Hostage Nation
This true story of the dramatic rescue of three captive Americans raises disturbing questions about the US war on drugs in Colombia.
North American journalists Victoria Bruce and Karin Hayes allied with the insider they needed – the Colombian journalist Jorge Enrique Botero – to produce the gripping book Hostage Nation. This brave, deeply reported work makes a compelling argument for ending the drug wars that the United States continues to prosecute in Colombia, Mexico, and – for that matter – Afghanistan.
The authors tack that argument onto the end of this compelling story about the interplay of economics and politics in Colombia, that country’s relationship with the United States, and the rescue of three US contractors held in captivity in Colombia for more than five years. Their depiction of the daring, persistence, and open-mindedness necessary to prevail over ineptitude at the top levels of the Revolutionary Armed Forces of Colombia (FARC), the Colombian government, and the Bush administration proves that political posturing, no matter the stripe, can prove fatal.
What makes “Hostage Nation” especially persuasive is input from Botero, a Bogota man who, like FARC leader Simon Trinidad, grew up on the right side of the tracks. However, where Trinidad became a neo-Marxist revolutionary, Botero became a reporter. His background enabled him to be the first to interview FARC captives Ingrid Betancourt (a failed Colombian presidential candidate), and Keith Stansell, Marc Gonsalves, and Thomas Howes (contractors whose Cessna plane crashed in the jungle of southern Colombia Feb. 13, 2003.) The story of those three Americans is the thread that ties “Hostage Nation” together.
Stansell and Gonsalves were technicians, Howes and Thomas Janis copilots on a California Microwave Systems crop duster sent to southern Colombia to fumigate coca plants. An engine failed and the plane crashed as FARC guerrillas riddled it with bullets. Janis and a Colombian sergeant were killed, while Stansell, Gonsalves, and Howes were taken into captivity. Rules of engagement forbidding US forces from entering foreign soil on a rescue mission meant that it was up to the Colombian army to do the job, which eventually it did – no thanks to the US. The US military instead did what it could to move the story off the front page, focusing instead on the “success” of Plan Colombia, the name for the US effort to kill cocaine.

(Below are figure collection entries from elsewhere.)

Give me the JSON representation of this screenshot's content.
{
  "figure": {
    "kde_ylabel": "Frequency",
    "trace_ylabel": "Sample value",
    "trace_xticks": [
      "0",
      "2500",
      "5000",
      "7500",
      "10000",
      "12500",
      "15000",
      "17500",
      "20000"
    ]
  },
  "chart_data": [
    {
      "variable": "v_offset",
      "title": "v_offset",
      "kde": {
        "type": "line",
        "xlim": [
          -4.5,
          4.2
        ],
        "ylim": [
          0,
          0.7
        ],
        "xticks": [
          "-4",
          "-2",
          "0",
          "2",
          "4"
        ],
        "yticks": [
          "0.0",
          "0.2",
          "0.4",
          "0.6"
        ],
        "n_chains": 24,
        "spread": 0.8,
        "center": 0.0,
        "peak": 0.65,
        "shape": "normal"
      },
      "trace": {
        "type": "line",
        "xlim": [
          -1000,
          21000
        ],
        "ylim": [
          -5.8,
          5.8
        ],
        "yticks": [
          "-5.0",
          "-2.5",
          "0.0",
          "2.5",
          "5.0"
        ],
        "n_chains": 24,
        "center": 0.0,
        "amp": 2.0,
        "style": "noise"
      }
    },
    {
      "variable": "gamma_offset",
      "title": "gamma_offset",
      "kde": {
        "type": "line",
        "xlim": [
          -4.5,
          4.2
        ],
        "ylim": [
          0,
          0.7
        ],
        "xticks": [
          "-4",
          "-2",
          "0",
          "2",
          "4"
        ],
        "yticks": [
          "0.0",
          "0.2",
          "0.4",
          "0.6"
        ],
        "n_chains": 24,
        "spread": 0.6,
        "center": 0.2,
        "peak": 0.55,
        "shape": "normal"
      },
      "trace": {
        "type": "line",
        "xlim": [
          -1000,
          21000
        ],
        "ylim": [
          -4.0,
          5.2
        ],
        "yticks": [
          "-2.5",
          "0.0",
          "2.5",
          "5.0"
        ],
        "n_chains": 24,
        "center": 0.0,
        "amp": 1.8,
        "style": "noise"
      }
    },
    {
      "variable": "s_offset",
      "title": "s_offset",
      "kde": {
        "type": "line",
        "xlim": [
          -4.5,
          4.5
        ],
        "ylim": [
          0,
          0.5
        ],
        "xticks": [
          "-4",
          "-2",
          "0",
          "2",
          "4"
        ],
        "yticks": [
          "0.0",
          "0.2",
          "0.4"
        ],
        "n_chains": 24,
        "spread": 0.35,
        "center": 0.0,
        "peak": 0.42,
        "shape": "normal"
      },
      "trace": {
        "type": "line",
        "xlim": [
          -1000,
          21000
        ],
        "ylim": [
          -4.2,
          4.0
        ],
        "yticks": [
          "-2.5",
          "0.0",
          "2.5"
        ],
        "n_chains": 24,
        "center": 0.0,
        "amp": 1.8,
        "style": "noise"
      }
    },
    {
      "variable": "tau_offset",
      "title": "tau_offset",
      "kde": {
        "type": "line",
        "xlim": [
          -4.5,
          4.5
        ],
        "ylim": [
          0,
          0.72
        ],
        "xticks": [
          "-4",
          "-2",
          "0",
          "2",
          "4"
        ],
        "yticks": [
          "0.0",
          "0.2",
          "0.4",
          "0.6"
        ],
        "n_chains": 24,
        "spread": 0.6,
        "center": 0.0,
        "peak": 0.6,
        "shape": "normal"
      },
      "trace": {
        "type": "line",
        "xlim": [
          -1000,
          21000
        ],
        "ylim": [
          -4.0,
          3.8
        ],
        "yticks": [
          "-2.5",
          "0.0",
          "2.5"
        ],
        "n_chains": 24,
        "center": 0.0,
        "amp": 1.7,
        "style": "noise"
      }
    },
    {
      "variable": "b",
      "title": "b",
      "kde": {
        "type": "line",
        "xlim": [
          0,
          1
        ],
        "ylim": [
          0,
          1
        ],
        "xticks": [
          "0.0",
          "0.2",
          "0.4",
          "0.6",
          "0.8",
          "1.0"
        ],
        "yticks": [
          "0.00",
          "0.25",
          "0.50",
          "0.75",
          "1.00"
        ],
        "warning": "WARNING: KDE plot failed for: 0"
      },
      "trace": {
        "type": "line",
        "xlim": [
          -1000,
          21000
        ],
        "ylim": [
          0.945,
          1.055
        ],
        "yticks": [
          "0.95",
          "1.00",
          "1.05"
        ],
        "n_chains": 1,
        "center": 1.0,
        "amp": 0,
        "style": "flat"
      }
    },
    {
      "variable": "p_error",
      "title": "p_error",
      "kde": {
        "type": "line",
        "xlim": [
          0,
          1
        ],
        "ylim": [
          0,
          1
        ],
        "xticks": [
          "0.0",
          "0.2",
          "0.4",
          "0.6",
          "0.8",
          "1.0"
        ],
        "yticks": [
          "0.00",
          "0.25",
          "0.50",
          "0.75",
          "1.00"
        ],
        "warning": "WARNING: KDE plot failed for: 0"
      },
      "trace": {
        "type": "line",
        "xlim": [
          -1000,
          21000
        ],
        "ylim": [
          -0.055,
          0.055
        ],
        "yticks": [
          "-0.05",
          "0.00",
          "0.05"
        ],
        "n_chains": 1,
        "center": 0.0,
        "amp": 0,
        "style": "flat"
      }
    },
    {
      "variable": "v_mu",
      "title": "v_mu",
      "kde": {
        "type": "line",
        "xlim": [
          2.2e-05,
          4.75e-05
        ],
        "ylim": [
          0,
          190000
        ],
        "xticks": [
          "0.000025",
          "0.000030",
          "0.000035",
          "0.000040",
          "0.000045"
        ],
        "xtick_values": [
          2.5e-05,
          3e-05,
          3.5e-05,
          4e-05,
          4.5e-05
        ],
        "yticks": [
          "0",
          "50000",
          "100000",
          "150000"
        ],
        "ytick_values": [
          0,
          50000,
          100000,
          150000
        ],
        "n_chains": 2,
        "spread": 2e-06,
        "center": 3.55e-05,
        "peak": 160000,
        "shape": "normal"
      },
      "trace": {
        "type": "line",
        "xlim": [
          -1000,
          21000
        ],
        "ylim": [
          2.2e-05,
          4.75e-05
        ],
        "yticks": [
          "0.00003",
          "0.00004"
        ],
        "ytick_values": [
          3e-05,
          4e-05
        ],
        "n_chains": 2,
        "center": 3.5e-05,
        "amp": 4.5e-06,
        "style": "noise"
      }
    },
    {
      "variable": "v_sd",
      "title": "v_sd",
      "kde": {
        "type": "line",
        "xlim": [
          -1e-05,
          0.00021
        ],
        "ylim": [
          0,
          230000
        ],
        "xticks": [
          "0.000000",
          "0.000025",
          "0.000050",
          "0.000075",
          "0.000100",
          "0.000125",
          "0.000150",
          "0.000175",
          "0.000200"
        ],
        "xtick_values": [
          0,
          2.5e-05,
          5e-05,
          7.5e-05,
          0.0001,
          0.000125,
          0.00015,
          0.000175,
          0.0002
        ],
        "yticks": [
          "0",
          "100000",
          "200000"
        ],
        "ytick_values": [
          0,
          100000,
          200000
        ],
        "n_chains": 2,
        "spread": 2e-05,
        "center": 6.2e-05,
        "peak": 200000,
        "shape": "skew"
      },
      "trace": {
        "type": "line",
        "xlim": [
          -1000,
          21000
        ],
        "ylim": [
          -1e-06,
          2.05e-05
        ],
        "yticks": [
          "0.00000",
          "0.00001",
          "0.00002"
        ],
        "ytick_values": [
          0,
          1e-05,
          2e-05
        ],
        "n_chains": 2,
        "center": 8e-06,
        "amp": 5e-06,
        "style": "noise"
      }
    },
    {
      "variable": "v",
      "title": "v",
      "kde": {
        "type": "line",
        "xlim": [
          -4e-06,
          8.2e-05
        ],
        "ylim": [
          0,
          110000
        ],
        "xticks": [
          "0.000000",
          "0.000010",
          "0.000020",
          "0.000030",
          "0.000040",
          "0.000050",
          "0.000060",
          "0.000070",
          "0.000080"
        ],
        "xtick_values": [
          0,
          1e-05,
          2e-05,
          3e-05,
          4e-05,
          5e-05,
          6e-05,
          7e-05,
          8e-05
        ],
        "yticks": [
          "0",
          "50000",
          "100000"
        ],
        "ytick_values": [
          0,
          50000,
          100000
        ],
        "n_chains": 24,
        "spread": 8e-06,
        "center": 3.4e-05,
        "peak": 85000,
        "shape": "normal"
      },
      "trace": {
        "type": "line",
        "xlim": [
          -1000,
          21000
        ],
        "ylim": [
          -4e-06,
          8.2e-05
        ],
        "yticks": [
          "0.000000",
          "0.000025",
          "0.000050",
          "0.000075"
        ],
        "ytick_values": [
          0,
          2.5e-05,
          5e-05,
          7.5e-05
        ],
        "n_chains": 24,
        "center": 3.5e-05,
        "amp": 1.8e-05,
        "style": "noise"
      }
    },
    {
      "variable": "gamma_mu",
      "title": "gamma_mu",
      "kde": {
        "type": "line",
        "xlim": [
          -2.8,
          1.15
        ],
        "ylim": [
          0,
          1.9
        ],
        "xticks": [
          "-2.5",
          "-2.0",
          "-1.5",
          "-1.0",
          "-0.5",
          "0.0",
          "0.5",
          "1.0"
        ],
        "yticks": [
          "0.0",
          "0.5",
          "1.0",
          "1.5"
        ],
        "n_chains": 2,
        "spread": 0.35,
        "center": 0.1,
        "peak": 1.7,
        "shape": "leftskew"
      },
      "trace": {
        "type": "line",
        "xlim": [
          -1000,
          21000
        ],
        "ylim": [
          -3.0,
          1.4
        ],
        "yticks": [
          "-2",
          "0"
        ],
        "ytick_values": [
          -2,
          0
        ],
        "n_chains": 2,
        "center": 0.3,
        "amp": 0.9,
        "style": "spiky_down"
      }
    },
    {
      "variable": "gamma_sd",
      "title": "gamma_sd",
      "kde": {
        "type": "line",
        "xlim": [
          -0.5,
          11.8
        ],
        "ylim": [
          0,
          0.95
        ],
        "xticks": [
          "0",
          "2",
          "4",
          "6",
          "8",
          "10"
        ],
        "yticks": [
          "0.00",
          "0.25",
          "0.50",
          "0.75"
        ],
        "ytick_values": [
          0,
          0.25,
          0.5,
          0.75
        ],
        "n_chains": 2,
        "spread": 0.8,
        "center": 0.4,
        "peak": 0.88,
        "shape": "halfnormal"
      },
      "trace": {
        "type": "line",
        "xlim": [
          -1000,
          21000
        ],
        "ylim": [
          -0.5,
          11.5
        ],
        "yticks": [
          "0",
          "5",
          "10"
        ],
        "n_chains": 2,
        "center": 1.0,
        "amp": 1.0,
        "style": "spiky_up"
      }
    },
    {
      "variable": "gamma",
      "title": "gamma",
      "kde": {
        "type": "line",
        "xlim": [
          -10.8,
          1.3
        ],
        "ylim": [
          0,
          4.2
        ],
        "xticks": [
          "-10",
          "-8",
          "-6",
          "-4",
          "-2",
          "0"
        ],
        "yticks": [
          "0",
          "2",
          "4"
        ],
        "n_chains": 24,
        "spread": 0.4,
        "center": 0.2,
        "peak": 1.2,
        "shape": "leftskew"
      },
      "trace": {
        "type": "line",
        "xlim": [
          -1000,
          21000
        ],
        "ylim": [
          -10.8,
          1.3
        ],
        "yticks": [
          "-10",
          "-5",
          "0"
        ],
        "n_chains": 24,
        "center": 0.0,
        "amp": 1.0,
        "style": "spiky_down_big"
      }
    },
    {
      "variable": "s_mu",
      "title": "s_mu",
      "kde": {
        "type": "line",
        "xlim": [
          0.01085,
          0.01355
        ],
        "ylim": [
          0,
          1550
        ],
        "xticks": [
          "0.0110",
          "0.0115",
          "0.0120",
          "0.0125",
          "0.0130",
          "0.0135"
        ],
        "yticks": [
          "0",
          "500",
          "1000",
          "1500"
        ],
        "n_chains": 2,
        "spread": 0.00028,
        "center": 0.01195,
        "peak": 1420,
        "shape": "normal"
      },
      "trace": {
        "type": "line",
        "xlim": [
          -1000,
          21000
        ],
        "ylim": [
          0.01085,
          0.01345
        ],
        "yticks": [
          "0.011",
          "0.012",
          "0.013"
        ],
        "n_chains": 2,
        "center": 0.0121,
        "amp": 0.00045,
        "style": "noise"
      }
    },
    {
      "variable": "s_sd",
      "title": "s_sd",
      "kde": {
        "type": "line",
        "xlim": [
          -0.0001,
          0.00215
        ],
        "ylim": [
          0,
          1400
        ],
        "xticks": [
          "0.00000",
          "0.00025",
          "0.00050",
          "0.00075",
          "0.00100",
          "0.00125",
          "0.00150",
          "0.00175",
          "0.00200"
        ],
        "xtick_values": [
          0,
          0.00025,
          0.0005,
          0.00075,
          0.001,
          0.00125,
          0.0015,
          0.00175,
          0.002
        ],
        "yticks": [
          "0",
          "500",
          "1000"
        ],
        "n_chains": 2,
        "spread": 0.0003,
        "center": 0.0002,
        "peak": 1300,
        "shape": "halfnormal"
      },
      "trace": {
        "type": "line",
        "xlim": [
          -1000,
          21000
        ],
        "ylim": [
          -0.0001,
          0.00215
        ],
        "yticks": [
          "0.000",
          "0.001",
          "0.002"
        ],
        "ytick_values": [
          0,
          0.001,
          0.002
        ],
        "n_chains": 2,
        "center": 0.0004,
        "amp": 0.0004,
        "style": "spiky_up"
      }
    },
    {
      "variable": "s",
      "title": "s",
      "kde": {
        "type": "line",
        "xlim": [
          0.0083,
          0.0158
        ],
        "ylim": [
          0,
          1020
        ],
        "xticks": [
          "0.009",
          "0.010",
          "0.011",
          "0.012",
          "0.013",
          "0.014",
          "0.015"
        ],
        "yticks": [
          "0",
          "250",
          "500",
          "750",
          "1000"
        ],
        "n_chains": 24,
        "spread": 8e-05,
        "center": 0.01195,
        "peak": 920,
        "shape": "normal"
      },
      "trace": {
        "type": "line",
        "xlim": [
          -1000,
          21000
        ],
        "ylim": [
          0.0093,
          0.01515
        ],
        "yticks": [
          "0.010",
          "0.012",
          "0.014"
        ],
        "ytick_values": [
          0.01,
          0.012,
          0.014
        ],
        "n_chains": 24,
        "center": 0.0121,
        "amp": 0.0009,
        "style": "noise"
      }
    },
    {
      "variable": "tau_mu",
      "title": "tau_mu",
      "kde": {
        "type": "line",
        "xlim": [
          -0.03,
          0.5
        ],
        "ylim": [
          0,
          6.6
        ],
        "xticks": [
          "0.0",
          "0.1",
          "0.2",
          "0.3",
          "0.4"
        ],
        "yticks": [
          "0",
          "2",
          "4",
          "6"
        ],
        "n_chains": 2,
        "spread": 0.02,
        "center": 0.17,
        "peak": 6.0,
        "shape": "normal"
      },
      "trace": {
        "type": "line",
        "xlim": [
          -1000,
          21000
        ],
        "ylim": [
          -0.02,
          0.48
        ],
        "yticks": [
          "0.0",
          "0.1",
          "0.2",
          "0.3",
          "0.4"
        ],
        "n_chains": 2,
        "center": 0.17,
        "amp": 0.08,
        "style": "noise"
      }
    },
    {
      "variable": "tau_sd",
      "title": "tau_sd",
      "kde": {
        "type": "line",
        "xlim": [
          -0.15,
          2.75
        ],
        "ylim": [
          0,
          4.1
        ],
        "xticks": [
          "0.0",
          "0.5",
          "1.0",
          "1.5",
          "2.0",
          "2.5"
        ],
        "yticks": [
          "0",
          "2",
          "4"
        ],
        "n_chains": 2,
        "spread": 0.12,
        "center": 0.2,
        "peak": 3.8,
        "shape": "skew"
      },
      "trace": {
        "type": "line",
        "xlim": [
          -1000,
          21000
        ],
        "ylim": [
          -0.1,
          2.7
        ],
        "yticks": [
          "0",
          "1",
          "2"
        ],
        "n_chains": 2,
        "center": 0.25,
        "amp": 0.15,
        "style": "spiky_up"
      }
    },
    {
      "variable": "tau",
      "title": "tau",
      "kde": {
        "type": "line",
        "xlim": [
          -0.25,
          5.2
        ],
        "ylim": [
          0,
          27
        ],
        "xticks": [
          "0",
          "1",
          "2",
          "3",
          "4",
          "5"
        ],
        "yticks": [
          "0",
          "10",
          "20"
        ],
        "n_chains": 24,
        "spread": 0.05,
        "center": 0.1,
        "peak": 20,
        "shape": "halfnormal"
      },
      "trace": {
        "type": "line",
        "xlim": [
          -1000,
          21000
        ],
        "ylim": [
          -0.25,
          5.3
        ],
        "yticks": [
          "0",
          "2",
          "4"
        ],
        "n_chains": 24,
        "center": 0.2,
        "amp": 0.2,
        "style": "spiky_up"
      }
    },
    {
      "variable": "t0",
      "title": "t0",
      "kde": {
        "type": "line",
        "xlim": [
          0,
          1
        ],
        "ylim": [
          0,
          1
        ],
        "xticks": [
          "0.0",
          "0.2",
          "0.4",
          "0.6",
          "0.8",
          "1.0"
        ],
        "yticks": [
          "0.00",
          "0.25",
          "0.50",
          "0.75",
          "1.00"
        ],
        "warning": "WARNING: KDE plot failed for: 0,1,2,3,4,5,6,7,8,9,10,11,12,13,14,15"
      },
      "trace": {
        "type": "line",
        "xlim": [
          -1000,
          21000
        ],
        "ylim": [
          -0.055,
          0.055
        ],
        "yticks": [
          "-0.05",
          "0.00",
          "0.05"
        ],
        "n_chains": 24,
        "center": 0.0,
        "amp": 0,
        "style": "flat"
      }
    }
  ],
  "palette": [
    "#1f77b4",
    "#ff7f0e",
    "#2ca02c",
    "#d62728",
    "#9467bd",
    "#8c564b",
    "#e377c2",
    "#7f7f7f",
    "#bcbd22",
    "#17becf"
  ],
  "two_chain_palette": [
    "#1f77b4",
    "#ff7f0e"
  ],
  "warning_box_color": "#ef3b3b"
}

“As with other military contracts, the outsourcing of the war on drugs in Colombia was designed to protect the U.S. government from liability should anything go awry. And to complicate an already-confusing picture, larger corporations would frequently subcontract to smaller companies in order to distance themselves from accountability. The military’s SOUTHCOM Reconnaissance Systems (SRS) program that employed Thomas Howes, Keith Stansell, and Marc Gonsalves in 2003 was no different. Lockheed Martin was selected by the DoD as the prime contractor, which then subcontracted to Northrop Grumman, which then subcontracted to California Microwave Systems.”
That arrangement, which conjures a Russian nesting doll, left accountability vague and the three Americans dangling. If not for Botero’s doggedness and an ingeniously clever plan immaculately executed by the Colombian military – an insider account that makes you want to cheer – Howes, Stansell, and Gonsalves might still be in the Colombian jungle.
The story can be hard to follow as the book interweaves the byzantine history of modern Colombian politics with the rescue effort. But it accretes effectively, leavened by accounts of good guys like Botero and a former FBI hostage negotiator named Gary Noesner. Both helped free the captives and never succumbed to the macho posturing that defined the relationship between Colombia and the US during that captivity.
“In the end, it is the many U.S. defense contractors who are the only clear winners in the unrelenting war on drugs,” the authors write in the epilogue. While their narrative has a happy ending – the captives, after all, were freed – Bruce, Hayes, and Botero also suggest that as long as the military-industrial complex rules, drug wars will be waged.
Carlo Wolff is a freelance writer in Cleveland.